Wyznała, że gdy miała 19 lat, została zgwałcona przez mieszkańca Rozbratu. Społeczność squatu nie zgłosiła sprawy na na policję, a w ramach "kary" mężczyznę podejrzanego o gwałt chciano wysłać na terapię.
"Zajmiemy się sprawą z urzędu" - mówi Andrzej Borowiak z Wielkopolskiej Policji.

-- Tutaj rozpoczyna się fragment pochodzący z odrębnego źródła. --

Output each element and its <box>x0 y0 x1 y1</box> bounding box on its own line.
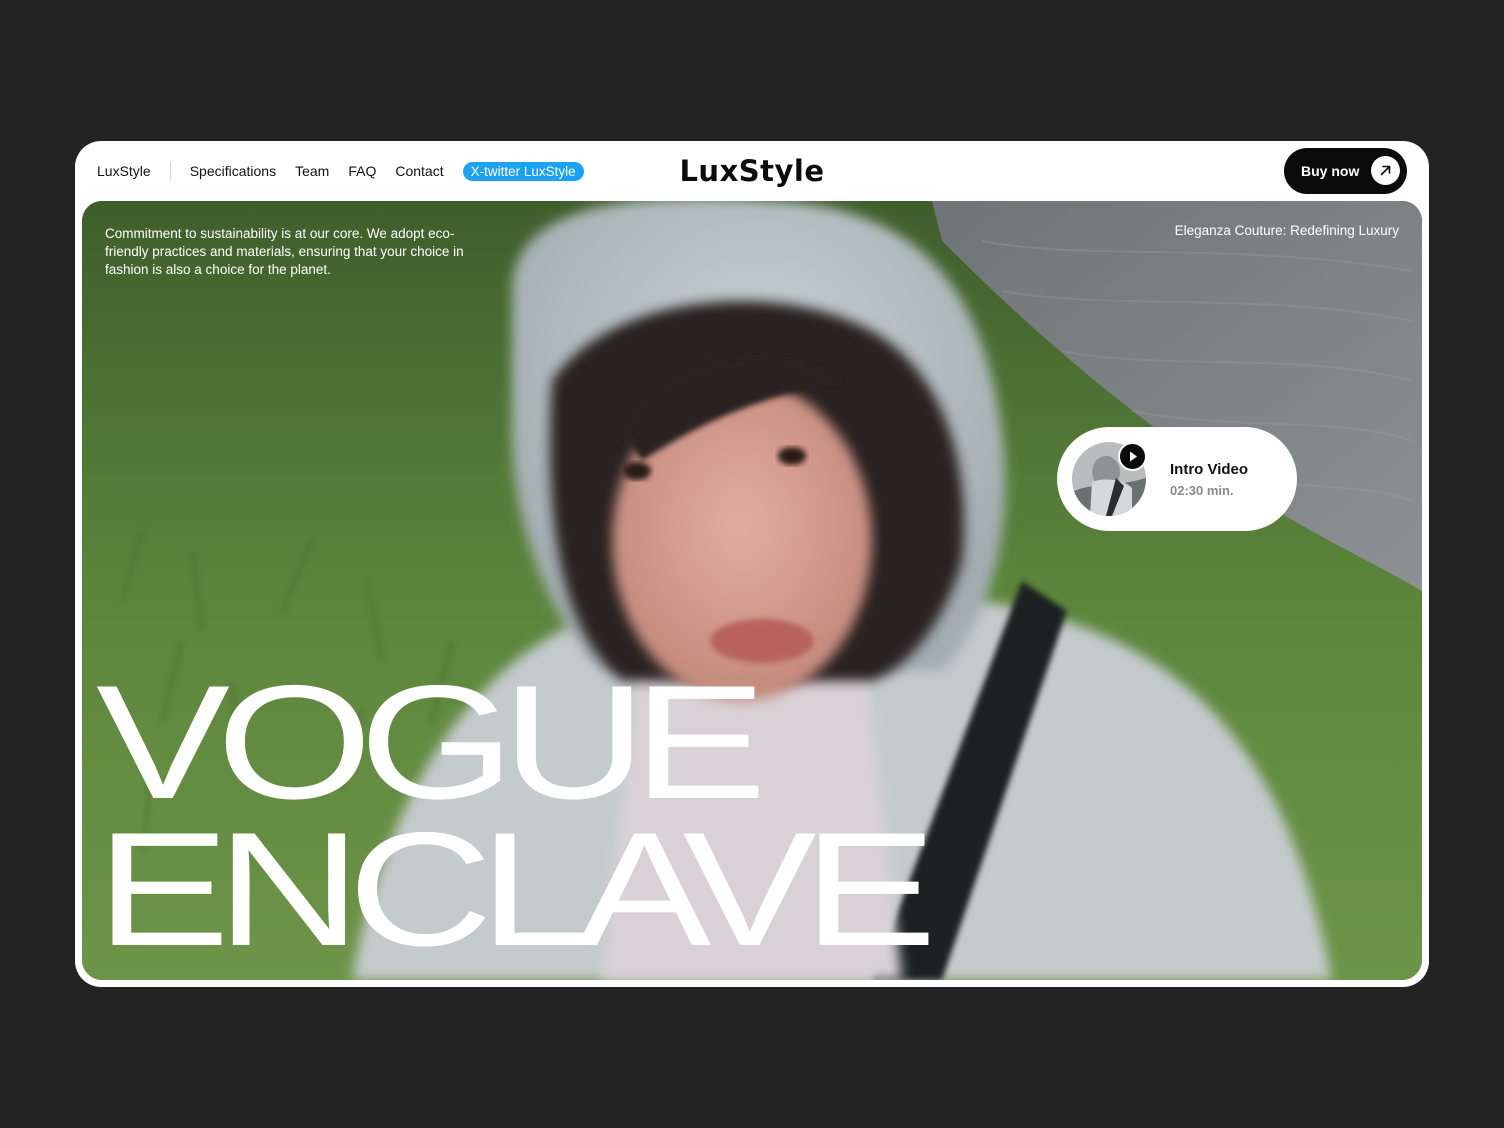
hero-tagline: Eleganza Couture: Redefining Luxury <box>1174 223 1399 238</box>
headline-line-2: ENCLAVE <box>96 799 937 980</box>
page-frame: LuxStyle Specifications Team FAQ Contact… <box>75 141 1429 987</box>
intro-video-card[interactable]: Intro Video 02:30 min. <box>1057 427 1297 531</box>
video-duration: 02:30 min. <box>1170 483 1234 498</box>
top-nav: LuxStyle Specifications Team FAQ Contact… <box>75 141 1429 201</box>
hero-headline: VOGUE ENCLAVE <box>96 652 937 980</box>
buy-now-button[interactable]: Buy now <box>1284 148 1407 194</box>
video-title: Intro Video <box>1170 461 1249 478</box>
arrow-up-right-icon <box>1371 156 1400 185</box>
sustainability-text: Commitment to sustainability is at our c… <box>105 226 464 277</box>
site-logo[interactable]: LuxStyle <box>75 141 1429 201</box>
hero-section: Commitment to sustainability is at our c… <box>82 201 1422 980</box>
headline-line-1: VOGUE <box>96 652 767 833</box>
buy-now-label: Buy now <box>1301 163 1360 179</box>
play-icon[interactable] <box>1118 442 1147 471</box>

Na podstawie wpisu, umieszczonego na profilu społecznościowym policjanci sprawdzili, czy taka kobieta zgłaszała kiedykolwiek w przeszłości fakt zgwałcenia jej. Okazało się, że takiego zgłoszenia nie było. Aktualnie spróbujemy skontaktować się z tą kobietą i w zależności od tego, jakie informacje ona nam przekaże, zajmiemy się tą sprawą
- mówi Andrzej Borowiak.
Kobieta, pisząc o tym zdarzeniu w mediach społecznościowych, wyrażała obawy, czy ujawniając te informacje, nie zostanie przez anarchistów pobita. Dodaje, że był to „najstraszniejszy czas w jej życiu”, a osoby z Rozbratu nie przejmowały się stanem jej zdrowia, ani kondycją socjoekonomiczną.